TranscriptQuestion: Why did you focus your book on a 2009 meeting at the White House?
Simon Johnson: I was the chief economist at the International Monetary Fund through August of 2008 and when the crisis broke really intensely in September, James Kwak and I set up a blog, Baseline Scenario, where we follow the crisis, we wrote about what was happening, we made policy proposals. We did the kind of thing that I had done at the IMF, but in a completely open source, private sector way for free over the web. And as we wrote and as we were engaged in this analysis we were quite horrified by how well the banks were being treated and the bankers were being treated despite the fact that they had messed up so massively. And it really came together for us in this meeting of 13 bankers at the White House in March of 2009. We felt that that meeting represented a lot of what had gone wrong with policy towards banks and more broadly, in this country and we wrote the book really to try and urge people in Washington and more broadly to reconsider and to change that policy.
This was a key moment, obviously. The Obama Administration had come in. They'd made some initial announcements about how they would deal with the financial sector, but nothing had really come together very clearly. Nothing was really believed in very much by the markets. They pulled these bankers into the White House and they had, at that point, the government, the administration, had the upper hand. They have, remember, the resources. They’re the only people with the resources to save the day in that kind of financial crisis. They can dictate the terms, completely.
Now, you can argue that perhaps you shouldn’t be too heavy-handed in this situation, but they erred completely on the other side. They said, “You will get to keep your banks, complete, as they currently exist,” and everything about your belief system and your incentive system—I mean, everything that got us into trouble remember, everything that caused this massive financial crisis—will remained undisturbed, at least for the time being. That’s extraordinary. That is, I think actually, almost unprecedented in the history of financial crises. For a government to save the day so decisively without conditions, without changing anything about the problems and the structures that have created the crisis. It didn’t make sense then, it doesn’t make sense now, and has created many problems that we have to deal with going forward.
Question: Why did the government act in that way?
Simon Johnson: What they say is "We were scared of what would happen if we acted otherwise." What we point out in the book in chapter two is these very same people, these highly experienced, very well-qualified policy makers in the U.S. had, in the 1990’s, advised other countries who got into crisis to do something quite different. They were always on the side of saying, “No, as you seize the moment to turn around the economy and to prevent the crisis from getting worse, you must deal with some of the underlying structural problems. If you don’t then all your efforts of recovery will fail or all short-term benefits will prove illusory. You will have more difficulty again.” It’s a very hard message to deliver, but they delivered it repeatedly to other countries. They just couldn’t apply it to the United States.

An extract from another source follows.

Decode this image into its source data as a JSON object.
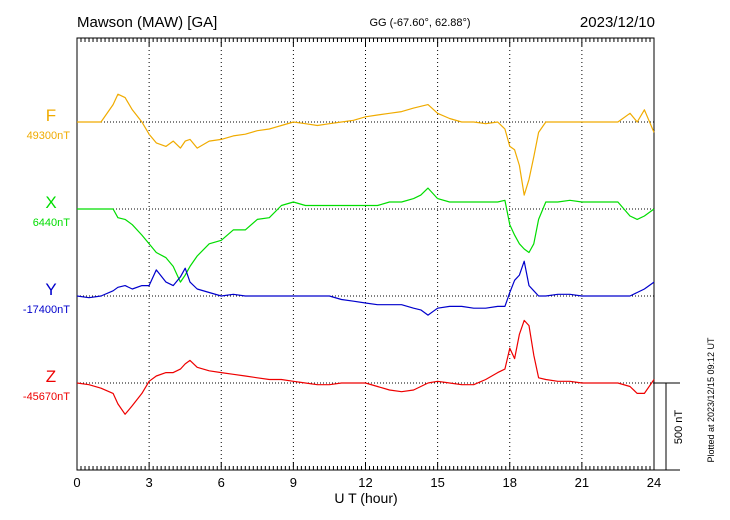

Question: Why is the deregulation of banks responsible for what we’re dealing with now?
Simon Johnson: Well, it is all about the deregulations, some which started, I would say, in the 1970’s, but the Reagan revolution was really a big push for this. Reagan, himself, did not make that much progress, partly because the Congress was in democratic hands. The big move, though, came in the 1990’s when the Democrats had the White House and the spirit of Congress, both in its more Democratic and it’s more Republican phases, was very pro-finance.
So, there are many moments you can point to, particularly around the failure to regulate over-the-counter derivatives, which was a key decision made in 1998 and 1999 and 2000 there was some legislation. That really tipped the whole thing over. But, this process and this change has been building up for a considerable period of time and that of course is one of the things that makes it hard to address quickly and to really deal with fast, because we’re dealing with a problem that’s built up over 30 years.
Between the 1930’s and the mid-1980’s the banks were fairly well controlled. There were tight regulations. Glass-Steagall Act actually had some teeth and some bite, so commercial banks could not go too much into investment banking, more speculative activities and the same was true with the reverse as well. That was a good 50 years; it broke down from mid-1980’s. We need to go back to that post-World War II period when banks were really held accountable.
Question: Can we ramp up existing legislation or do we need to start from scratch?
Simon Johnson: Well, there is, of course, reform legislation on the table. We think that could have gone in a much better direction. We think what is likely to happen will be largely meaningless in terms of making the system less risky and addressing the too big to fail problem, the fact that these banks are just out of control. So, it will take legislation. This legislation almost certainly will not do it; we’re just going to have to do it again.
Question: How much regulation do you think is likely?
Simon Johnson: Well, I think we will see some better protection for consumers and that’s a good thing and we support that, but in terms of constraining the size, limiting the activities of these massive banks that are seen by the markets as too big to fail and as a result, have this huge, unfair competitive advantage. They can borrow, by some estimates, 75, 80 basis points, that’s 0.7, 0.8 of a percentage point, cheaper than other banks can borrow—that’s a huge difference in today’s market. We think there will be nothing at all or make a difference to that perceived (and probably true) implicit government guarantee in backing those banks.